Best WH/Mile at 60mph in good driving conditions is about 220-225 meaning even with a low capacity cell I can reach 100 miles in a drive, which I have done several times.
15000 Mile Update:
May 22, 2015. No mechanical issues since prior update; rebuilt diff doing fine. I replaced one cell which was about 10-20% weaker by AH capacity than the others at about mile 11000. Cell was swollen visibly near top. All other cells seem to be doing fine. One BMS cell board failed after developing a problem that made the measured cell voltage drift, as if capacitively coupled. Also replaced. Still frequently making 80 mile drives ; I have not tried a 100 mile drive in about 6mos.
21000 mile update:
January 20, 2016. No mechanical issues since prior update. Car has been in use for 25 mile round trip commute for about 14 now and performing well. I recently went through and did a full checkout of the battery. This included putting a single-cell LiFePO4 charger on every cell. I did this to confirm good cell balance as I had been noticing that one particular cell always came up 'hot' first according to the BMS. As it turns out the pack was very well balanced. The single cell charger did not take more than a couple minutes on any cell to reach 3.6v, its cutoff voltage. I did replace a couple more misbehaving elithion cell boards and I removed, cleaned, and reinstalled some known high resistance bus bars which were getting bad enough to limit cold weather driveability. The major thing I did while I had everything apart was to redesign the upper battery box mounting points such that it is now on drawer tracks. This allows me to slide the upper box out of the way and lock it in position to make working on the lower battery bank much easier. I still have to undo some bolts and unplug a bunch of stuff, but I no longer need a shop crane to get into the lower battery box, so I can do it in about 30 minutes now instead of 2 hours. Weakest cell is #63. I can get about 24kwh out of the whole pack before it starts dropping off. That works out to roughly 66ah. These are 100ah cells so theoretically I should have another 14ah to go if most of them do meet spec. However even 24kwh in good weather that works out to just about 100 miles. I don't know how much capacity the rest of the pack would have left if I replaced that cell. It is not limiting my ability to use the car as I normally do so not doing anything about it for now. I don't think it has deteriorated, I think it has always been relatively lower capacity than the others.
April 2017 update:
Car is still in daily use. ~33500mi on conversion. No problems except one breakdown traced to bad connections in the motor encoder plug. Had to be towed home, but fixed by cleaning and re-seating plug. This era of solectria inverter has computer DB9 and Db25 plugs, not the best automotive all-weather connections.
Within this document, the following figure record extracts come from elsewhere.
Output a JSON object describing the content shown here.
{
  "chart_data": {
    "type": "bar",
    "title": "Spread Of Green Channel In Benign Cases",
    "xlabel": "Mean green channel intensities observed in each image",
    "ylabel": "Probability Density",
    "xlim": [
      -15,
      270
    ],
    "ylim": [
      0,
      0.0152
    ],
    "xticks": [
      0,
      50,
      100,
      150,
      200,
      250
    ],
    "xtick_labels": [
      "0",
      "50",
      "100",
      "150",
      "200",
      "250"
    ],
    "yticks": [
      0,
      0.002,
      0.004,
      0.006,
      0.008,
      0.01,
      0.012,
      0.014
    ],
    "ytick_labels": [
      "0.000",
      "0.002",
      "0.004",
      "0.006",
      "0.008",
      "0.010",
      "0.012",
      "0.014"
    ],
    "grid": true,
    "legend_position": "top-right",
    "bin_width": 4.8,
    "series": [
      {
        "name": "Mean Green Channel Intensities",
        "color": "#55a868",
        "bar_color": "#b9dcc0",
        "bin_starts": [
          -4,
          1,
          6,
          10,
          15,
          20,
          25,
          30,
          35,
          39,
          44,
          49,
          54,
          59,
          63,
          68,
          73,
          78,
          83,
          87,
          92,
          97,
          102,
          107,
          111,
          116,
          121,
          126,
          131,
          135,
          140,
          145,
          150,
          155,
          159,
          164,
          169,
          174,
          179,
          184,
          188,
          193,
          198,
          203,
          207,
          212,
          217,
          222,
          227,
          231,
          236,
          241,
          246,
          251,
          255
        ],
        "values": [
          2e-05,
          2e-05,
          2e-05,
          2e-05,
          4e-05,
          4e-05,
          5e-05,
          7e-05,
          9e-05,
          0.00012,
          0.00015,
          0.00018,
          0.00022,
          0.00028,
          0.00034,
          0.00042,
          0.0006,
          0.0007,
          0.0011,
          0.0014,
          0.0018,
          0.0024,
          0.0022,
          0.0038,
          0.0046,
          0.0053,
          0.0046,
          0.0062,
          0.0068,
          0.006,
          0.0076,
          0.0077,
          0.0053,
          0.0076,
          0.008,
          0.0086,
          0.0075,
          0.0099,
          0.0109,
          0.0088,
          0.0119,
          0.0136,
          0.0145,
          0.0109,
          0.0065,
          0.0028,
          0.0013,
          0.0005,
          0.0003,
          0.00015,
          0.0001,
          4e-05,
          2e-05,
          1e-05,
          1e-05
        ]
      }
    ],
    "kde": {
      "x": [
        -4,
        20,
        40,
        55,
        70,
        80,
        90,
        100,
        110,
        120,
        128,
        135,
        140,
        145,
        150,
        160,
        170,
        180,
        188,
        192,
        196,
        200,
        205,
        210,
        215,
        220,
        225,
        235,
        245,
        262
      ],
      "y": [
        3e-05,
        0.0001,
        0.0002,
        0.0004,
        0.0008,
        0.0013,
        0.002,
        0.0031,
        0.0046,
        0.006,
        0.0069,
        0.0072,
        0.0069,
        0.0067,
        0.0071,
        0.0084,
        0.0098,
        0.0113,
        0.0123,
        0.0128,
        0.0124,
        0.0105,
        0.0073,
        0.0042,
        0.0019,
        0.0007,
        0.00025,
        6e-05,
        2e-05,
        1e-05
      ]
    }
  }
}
Most recent long drive was 96 miles with 1hr of L2 (+3kwh) charging part way. Current range (~50 degree weather, 30% rain 70% dry, moderately windy, 15 miles of stop and go) 85 miles. Cell 63 is still the weakest cell. One more elithion cell board is intermittent and should be replaced. I anticipate I would get back close to 100 mile range even under above not-terrible-but-not-ideal driving conditions if I were to replace that cell. LiFePo4 certainly beats the pants off of lead acid. (My prior EV conversion made 17K miles total on 2 lead acid packs) I recalibrated my amp sensor and now believe that actual battery-to-wheels efficiency is probably 15% higher wh/mile than previously figured, e.g. at 60mph good driving conditions in gets about 290 wh/mile. this would mean cell 63 has 80ah actual capacity, not 66ah as figured in last years update. Tires are almost worn out.